Data Wrangling with Python Datatable - Selecting Columns#
This article highlights various ways to select columns in python datatable. The examples used here are based off the excellent article by Susan Baert.

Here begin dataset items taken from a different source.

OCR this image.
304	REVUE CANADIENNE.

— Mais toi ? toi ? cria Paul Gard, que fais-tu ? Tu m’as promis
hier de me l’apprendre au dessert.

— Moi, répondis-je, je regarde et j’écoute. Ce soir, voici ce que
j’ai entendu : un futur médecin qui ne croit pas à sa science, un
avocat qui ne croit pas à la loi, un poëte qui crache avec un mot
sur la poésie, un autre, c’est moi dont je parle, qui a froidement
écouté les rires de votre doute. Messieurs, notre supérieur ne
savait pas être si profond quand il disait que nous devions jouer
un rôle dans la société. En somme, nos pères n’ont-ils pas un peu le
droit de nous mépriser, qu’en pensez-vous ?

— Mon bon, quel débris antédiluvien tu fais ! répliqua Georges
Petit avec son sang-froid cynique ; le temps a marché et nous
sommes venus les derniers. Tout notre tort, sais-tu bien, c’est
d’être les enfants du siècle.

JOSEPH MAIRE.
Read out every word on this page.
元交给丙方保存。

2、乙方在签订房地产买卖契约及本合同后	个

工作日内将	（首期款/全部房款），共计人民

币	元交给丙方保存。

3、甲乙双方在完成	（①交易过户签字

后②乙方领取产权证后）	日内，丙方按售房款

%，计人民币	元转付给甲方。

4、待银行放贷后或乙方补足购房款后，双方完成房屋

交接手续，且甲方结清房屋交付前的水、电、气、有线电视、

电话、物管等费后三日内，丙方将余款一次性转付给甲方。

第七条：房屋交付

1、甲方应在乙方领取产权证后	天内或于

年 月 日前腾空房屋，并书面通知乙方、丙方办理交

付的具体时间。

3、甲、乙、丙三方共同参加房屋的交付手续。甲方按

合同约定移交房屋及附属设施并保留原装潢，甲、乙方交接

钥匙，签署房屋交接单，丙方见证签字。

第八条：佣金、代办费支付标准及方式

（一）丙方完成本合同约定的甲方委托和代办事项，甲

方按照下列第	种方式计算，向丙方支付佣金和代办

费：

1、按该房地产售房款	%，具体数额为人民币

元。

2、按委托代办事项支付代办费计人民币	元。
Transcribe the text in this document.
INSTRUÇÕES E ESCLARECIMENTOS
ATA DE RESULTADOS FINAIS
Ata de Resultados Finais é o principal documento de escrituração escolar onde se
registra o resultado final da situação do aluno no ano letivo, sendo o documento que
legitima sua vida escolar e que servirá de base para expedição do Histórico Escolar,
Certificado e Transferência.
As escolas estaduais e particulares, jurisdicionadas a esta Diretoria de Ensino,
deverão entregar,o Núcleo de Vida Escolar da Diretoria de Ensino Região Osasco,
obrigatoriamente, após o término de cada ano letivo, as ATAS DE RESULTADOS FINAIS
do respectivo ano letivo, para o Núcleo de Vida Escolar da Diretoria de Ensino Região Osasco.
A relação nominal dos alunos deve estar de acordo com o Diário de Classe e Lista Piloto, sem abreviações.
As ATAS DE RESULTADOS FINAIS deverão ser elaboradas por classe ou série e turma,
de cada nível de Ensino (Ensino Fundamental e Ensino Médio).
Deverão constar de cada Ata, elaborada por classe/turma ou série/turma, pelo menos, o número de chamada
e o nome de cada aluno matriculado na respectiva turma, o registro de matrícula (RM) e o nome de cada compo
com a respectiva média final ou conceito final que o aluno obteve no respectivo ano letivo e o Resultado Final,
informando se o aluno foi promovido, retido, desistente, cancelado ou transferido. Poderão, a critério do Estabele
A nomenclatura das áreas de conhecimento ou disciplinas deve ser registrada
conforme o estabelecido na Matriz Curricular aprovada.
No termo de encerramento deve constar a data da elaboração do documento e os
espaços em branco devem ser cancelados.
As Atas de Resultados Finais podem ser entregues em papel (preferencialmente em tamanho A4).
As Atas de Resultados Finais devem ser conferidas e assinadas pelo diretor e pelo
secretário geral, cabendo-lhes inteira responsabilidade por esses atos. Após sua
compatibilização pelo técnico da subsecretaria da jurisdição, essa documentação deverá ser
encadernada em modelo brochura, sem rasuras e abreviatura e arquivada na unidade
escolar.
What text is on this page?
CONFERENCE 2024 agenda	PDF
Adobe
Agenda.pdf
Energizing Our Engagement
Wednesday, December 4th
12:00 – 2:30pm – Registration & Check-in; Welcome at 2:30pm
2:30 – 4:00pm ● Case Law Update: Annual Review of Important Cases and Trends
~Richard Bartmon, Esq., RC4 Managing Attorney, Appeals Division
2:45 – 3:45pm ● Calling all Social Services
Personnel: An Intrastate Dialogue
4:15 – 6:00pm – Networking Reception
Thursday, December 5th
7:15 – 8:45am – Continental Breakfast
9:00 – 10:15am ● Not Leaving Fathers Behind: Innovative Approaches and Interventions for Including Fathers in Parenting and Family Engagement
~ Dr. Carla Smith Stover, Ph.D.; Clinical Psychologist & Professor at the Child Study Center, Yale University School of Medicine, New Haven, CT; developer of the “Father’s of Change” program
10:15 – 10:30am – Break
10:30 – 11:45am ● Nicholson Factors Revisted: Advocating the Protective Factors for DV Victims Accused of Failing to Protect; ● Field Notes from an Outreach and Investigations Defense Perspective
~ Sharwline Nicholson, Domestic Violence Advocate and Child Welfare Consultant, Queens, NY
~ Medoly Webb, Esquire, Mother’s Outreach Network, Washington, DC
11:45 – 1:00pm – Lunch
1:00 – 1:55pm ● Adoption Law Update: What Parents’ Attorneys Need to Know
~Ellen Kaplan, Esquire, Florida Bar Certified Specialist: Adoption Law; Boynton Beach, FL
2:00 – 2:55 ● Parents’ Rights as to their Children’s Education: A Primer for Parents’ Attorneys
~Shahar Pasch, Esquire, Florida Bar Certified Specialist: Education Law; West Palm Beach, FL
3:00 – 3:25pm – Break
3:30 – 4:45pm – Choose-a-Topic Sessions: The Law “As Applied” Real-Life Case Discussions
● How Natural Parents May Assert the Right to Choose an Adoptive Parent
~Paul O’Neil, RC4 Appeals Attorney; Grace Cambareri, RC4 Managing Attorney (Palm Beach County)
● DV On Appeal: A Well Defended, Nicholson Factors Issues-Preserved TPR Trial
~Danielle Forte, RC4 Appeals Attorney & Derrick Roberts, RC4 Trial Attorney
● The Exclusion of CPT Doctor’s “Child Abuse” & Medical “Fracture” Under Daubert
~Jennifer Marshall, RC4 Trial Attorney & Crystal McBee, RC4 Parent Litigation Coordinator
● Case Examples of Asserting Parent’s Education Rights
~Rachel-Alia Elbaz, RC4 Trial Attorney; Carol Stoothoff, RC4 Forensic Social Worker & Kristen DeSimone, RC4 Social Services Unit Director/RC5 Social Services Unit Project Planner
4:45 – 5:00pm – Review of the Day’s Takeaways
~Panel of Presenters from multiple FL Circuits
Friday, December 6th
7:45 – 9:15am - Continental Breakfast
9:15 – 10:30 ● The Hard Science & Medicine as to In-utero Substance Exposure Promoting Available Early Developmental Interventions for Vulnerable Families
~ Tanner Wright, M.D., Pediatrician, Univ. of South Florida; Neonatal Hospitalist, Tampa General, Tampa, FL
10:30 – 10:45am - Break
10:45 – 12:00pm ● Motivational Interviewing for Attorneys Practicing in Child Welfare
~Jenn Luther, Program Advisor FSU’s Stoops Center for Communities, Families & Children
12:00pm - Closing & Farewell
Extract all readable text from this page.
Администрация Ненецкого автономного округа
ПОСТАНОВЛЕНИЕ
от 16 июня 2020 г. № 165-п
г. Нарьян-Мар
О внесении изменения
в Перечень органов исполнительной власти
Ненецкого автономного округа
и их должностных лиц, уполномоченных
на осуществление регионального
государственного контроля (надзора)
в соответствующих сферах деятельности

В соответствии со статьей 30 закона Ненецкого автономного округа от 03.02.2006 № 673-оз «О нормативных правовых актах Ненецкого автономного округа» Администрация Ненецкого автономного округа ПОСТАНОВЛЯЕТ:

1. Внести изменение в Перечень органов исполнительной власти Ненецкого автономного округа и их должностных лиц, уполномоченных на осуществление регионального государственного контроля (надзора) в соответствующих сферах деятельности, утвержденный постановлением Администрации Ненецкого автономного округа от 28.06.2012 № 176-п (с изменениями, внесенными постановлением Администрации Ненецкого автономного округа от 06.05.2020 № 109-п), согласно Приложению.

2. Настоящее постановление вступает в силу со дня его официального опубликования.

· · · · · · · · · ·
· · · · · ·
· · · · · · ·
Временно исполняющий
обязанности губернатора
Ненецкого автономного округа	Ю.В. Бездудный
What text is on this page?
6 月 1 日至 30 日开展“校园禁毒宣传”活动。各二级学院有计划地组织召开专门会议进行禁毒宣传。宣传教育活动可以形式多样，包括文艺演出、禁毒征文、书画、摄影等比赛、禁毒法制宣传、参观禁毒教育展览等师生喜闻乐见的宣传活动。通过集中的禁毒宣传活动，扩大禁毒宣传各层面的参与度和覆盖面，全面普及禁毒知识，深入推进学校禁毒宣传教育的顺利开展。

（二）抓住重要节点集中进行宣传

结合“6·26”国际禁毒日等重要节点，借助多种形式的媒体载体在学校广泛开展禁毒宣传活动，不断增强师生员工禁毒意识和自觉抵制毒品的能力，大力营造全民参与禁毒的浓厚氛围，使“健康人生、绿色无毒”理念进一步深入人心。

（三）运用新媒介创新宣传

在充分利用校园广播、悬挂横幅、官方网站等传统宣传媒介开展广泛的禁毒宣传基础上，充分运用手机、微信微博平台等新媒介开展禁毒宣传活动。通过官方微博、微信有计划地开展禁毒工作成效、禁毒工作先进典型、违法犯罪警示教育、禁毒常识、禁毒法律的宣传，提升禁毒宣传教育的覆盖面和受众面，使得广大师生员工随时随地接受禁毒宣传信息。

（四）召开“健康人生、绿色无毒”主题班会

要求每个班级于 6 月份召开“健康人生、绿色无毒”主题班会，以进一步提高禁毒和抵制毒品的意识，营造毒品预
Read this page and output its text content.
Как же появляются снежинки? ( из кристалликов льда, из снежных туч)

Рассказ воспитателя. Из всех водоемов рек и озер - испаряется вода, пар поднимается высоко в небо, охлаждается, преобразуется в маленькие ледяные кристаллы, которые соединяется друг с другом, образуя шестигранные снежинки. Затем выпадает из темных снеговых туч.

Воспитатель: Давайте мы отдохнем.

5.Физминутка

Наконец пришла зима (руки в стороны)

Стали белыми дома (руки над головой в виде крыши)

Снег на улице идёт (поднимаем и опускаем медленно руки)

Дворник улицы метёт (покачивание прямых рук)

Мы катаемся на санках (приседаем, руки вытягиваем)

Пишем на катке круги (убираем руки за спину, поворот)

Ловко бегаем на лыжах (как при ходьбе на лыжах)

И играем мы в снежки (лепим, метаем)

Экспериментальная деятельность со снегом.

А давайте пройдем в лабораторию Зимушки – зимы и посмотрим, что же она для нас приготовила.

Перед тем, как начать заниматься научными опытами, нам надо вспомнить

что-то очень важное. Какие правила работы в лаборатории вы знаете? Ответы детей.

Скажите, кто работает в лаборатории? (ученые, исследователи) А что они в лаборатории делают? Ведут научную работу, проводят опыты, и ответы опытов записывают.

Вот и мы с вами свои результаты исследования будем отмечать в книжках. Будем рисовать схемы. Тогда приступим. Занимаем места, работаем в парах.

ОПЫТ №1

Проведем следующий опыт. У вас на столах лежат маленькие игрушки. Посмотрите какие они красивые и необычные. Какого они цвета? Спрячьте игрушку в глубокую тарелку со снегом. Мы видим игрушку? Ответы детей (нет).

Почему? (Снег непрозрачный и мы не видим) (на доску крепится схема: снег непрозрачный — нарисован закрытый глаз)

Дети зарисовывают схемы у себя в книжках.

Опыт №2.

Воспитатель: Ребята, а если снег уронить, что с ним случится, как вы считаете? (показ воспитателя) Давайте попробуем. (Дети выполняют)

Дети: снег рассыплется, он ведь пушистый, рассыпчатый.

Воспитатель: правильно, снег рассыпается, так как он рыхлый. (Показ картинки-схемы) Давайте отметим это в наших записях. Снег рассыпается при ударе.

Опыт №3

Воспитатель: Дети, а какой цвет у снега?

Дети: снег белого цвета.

The data file can be accessed here
Selecting Columns#
The Basics#
from datatable import dt, f, ltype, stype
import re
file_path='Data_files/msleep.txt'
DT = dt.fread(file_path)
DT.head(5)
name | genus | vore | order | conservation | sleep_total | sleep_rem | sleep_cycle | awake | brainwt | bodywt | |
---|---|---|---|---|---|---|---|---|---|---|---|
▪▪▪▪ | ▪▪▪▪ | ▪▪▪▪ | ▪▪▪▪ | ▪▪▪▪ | ▪▪▪▪▪▪▪▪ | ▪▪▪▪▪▪▪▪ | ▪▪▪▪▪▪▪▪ | ▪▪▪▪▪▪▪▪ | ▪▪▪▪▪▪▪▪ | ▪▪▪▪▪▪▪▪ | |
0 | Cheetah | Acinonyx | carni | Carnivora | lc | 12.1 | NA | NA | 11.9 | NA | 50 |
1 | Owl monkey | Aotus | omni | Primates | NA | 17 | 1.8 | NA | 7 | 0.0155 | 0.48 |
2 | Mountain beaver | Aplodontia | herbi | Rodentia | nt | 14.4 | 2.4 | NA | 9.6 | NA | 1.35 |
3 | Greater short-tailed shrew | Blarina | omni | Soricomorpha | lc | 14.9 | 2.3 | 0.133333 | 9.1 | 0.00029 | 0.019 |
4 | Cow | Bos | herbi | Artiodactyla | domesticated | 4 | 0.7 | 0.666667 | 20 | 0.423 | 600 |
You can select columns by name or position in the j
section:
DT[:, 'genus'].head(5)
genus | |
---|---|
▪▪▪▪ | |
0 | Acinonyx |
1 | Aotus |
2 | Aplodontia |
3 | Blarina |
4 | Bos |
DT[:, 1].head()
genus | |
---|---|
▪▪▪▪ | |
0 | Acinonyx |
1 | Aotus |
2 | Aplodontia |
3 | Blarina |
4 | Bos |
5 | Bradypus |
6 | Callorhinus |
7 | Calomys |
8 | Canis |
9 | Capreolus |
DT[:, -10].head()
genus | |
---|---|
▪▪▪▪ | |
0 | Acinonyx |
1 | Aotus |
2 | Aplodontia |
3 | Blarina |
4 | Bos |
5 | Bradypus |
6 | Callorhinus |
7 | Calomys |
8 | Canis |
9 | Capreolus |
If you are selecting a single column, you can pass it into the brackets without specifying the i
section:
DT['genus'].head(5)
genus | |
---|---|
▪▪▪▪ | |
0 | Acinonyx |
1 | Aotus |
2 | Aplodontia |
3 | Blarina |
4 | Bos |
For the rest of this article, I will be focusing on column selection by name.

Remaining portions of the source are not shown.